Preparing for and anticipating interview questions is great. But what if employers are asking the wrong things?
If you speak to people about how they landed a job, the responses will vary. Some enthusiastically describe the process they went through, while others shudder at the idea of sharing that information with anyone. Why would some shudder? And why will others wax lyrical about the steps they encountered in their applications for a position? There’s a pivot point that all job seekers can reach: the interview. Job interviews are enjoyed by some candidates and feared by others. What’s the difference? Preparing for the interview is paramount – and that holds true for both sides of the table.
Let’s Start at the Beginning
Most likely, the first job interview was held when civilization grew enough to have a merchant class. It started during the Renaissance, which began in the 1500s throughout Europe. The “job posting” was simple: can you sell my products? Today’s interviews are, on a certain level, as straightforward as the earliest interviews. Only the baseline has broadened. Now it’s about selling goods and services, or providing support to what is being purveyed.
In 2017, how interviews are being handled is as rich and varied as the types of jobs people hold in the world. It’s no longer necessary to put on a suit and walk into an office, waiting with other jittery job seekers in the lobby until one’s name is called. Interviews can be done over Skype. Job posters and job seekers may use social media to reach out to one another, with companies using it as a screening tool. The employment landscape is evolving, but interviews are still important. So what can a human resources manager do to make the interview questions the right questions for a job?
HR has conducted the initial screening of individuals who’ve answered an advertisement for a position. The initial screening of applications may be followed by a telephone or email interview, which will further narrow down the field of eligible applicants. According to a 2016 report by SHRM, you need a long checklist to narrow down candidates. A sobering thought to remember is that for every corporate position advertised, a company will get 250 resumes. Of those, only 4 to 6 people will get an interview, and only one person will get the job.
Questions That Don’t Work
The very large task facing an interviewer is asking the right interview questions. Candidates are assessed through a combination of questions about their qualifications, the specific requirements of the job and the behavioral characteristics necessary to do the job well. There are also some awful questions to ask. Here are five examples of bad topics to ask about:
- Anything to do with race, religion or creed
- Where a person lived growing up
- How old the person’s children are
- The person’s age
- What the person’s spouse does for a living
Not asking these questions might seem self-evident, but many people have and will ask them. Avoid them like the proverbial plague.

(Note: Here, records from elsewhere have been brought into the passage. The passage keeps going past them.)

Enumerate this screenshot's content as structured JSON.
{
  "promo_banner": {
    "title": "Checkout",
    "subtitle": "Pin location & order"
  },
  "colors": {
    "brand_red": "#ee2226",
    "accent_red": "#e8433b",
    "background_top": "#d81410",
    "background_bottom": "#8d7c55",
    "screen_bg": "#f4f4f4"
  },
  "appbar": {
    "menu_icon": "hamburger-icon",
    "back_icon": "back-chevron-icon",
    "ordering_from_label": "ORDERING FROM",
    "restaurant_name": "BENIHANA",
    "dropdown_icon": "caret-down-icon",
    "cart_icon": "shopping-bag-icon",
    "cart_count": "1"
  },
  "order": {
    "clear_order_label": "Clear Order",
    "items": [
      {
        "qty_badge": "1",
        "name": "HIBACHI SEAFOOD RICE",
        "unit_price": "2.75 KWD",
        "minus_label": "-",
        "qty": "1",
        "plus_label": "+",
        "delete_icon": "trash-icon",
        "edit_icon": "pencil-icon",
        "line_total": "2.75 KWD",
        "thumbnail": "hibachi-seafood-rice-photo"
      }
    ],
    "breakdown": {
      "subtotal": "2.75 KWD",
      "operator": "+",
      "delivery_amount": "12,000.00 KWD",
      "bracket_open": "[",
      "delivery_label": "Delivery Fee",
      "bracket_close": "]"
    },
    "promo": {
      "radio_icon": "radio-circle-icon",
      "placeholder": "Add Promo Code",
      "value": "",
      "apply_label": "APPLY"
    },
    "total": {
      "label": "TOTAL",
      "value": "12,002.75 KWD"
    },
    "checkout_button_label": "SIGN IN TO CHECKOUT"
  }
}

Questions That Work Very Well
The flip side of the coin is determining what are the good interview questions to pose to an applicant. The “basics” of an interview remain the same: seeking out the person with the best qualifications, an understanding and skill set that matches to specific nature of a job, and the behavioral characteristics best suited to the open position.

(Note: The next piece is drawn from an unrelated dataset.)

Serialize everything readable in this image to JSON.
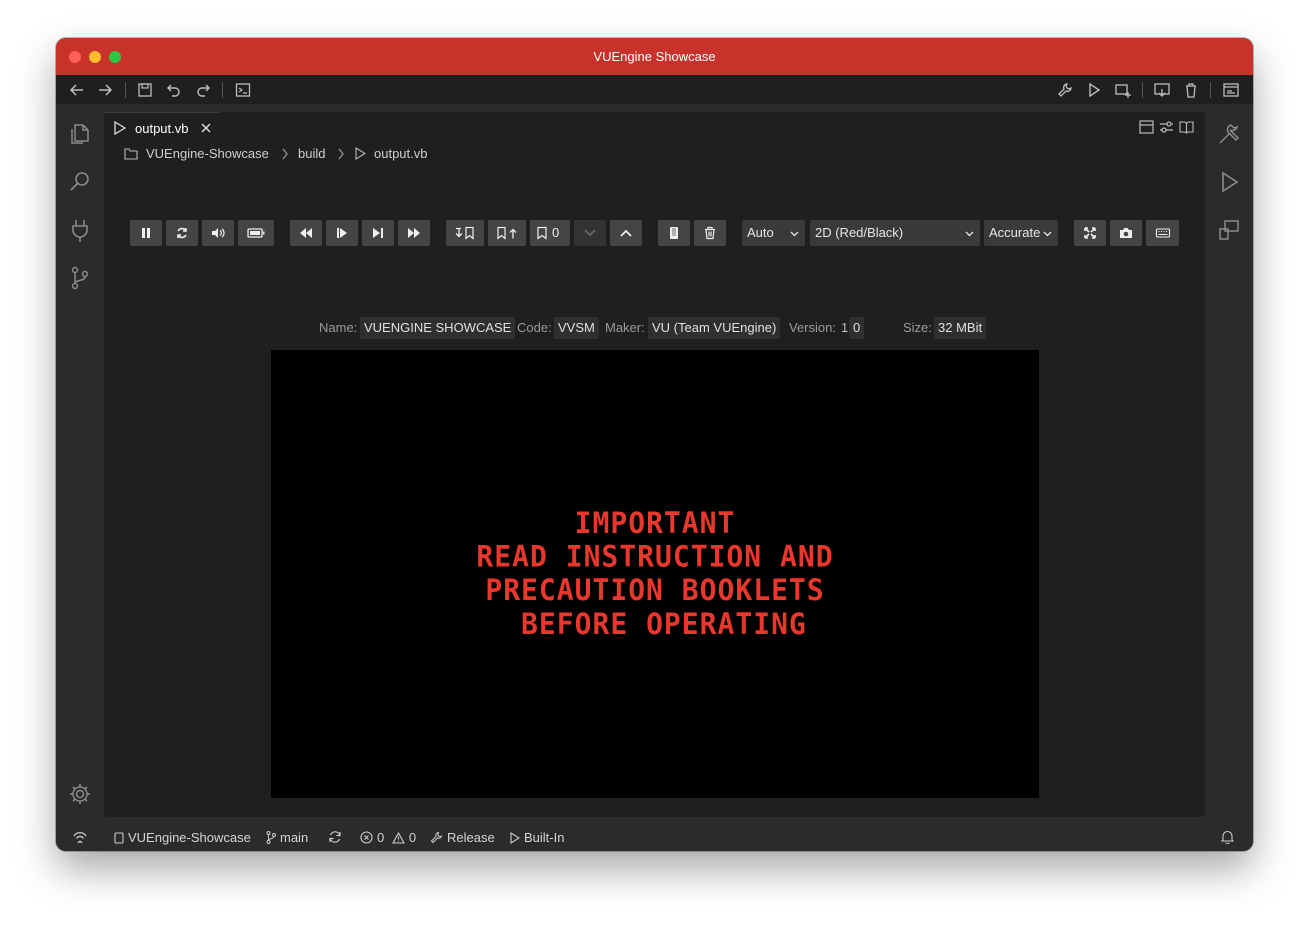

Dona DeZube cites in her article for Monster.com the ten best questions an employer can ask a candidate. Behind every resume is a human being whose talents, skills, and abilities may be more fully revealed when they respond to the questions.
The Top Ten Interview Questions
- From everything you’ve learned about this role, me and our company, tell me how you feel you’d make a contribution.
- Why should we hire you?
- If you could start your career over again, what would you do differently?

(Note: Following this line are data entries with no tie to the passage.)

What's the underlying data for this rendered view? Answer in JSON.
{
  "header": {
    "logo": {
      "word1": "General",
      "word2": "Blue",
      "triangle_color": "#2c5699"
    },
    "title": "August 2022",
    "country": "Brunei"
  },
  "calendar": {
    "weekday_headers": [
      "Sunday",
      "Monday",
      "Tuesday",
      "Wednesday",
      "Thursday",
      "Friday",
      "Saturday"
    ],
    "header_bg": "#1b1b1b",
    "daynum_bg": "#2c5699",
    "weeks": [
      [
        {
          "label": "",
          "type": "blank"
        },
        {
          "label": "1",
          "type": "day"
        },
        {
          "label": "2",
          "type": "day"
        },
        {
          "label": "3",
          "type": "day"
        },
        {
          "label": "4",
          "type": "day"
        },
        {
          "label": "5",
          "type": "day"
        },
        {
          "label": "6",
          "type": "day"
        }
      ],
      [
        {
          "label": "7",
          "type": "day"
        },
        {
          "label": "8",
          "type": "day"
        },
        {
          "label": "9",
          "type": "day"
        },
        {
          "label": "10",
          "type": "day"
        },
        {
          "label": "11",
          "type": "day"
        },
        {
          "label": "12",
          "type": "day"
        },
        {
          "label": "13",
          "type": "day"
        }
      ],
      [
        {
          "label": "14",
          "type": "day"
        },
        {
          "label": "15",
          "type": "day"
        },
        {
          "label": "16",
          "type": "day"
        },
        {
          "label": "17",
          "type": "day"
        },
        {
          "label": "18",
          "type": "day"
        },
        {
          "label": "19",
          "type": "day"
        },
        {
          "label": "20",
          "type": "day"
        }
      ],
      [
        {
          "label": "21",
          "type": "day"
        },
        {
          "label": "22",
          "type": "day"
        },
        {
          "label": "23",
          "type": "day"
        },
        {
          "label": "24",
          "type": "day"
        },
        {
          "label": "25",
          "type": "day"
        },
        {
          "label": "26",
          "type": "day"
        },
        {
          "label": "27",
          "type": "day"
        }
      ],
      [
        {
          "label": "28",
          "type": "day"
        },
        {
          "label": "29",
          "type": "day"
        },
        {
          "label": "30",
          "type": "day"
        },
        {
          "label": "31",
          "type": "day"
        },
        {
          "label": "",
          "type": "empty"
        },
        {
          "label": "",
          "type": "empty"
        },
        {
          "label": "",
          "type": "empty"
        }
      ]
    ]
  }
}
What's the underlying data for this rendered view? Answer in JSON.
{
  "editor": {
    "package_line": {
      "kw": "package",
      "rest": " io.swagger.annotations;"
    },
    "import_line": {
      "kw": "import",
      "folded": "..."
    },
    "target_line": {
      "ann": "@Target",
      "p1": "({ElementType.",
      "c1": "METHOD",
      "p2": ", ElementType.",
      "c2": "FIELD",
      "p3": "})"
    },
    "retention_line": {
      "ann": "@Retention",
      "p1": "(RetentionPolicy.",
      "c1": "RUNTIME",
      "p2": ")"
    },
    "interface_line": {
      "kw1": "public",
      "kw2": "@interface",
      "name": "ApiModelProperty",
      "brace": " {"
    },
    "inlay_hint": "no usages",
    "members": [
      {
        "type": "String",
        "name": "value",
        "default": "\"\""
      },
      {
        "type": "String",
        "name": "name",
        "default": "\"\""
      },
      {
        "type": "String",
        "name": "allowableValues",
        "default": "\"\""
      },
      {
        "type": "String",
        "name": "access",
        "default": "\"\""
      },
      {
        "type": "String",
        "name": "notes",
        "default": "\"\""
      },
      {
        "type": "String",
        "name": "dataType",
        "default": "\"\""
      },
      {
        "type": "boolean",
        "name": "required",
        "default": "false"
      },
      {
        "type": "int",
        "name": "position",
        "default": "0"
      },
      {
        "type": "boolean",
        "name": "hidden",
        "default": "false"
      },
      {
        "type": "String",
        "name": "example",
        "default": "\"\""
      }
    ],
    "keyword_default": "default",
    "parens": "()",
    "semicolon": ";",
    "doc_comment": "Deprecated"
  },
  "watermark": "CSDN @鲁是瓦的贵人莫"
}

- When I contact your last supervisor and ask which area of your work needs the most improvement, what will I learn?
- Describe the best boss you ever reported to.
- Tell me about what motivates you.
- What frustrates you?
- Tell me about the toughest negotiation you’ve ever been in.
- How do you involve your staff when an important company strategy decision needed to be made?
- Where do you see yourself in five years?
Whatever answers the candidate supplies to these questions can give HR a clear picture of the person’s abilities to understand and embrace the company’s mission and the position’s particulars. As in the Renaissance of the 1500’s, it was, and still is, about asking the right questions to find the right employee.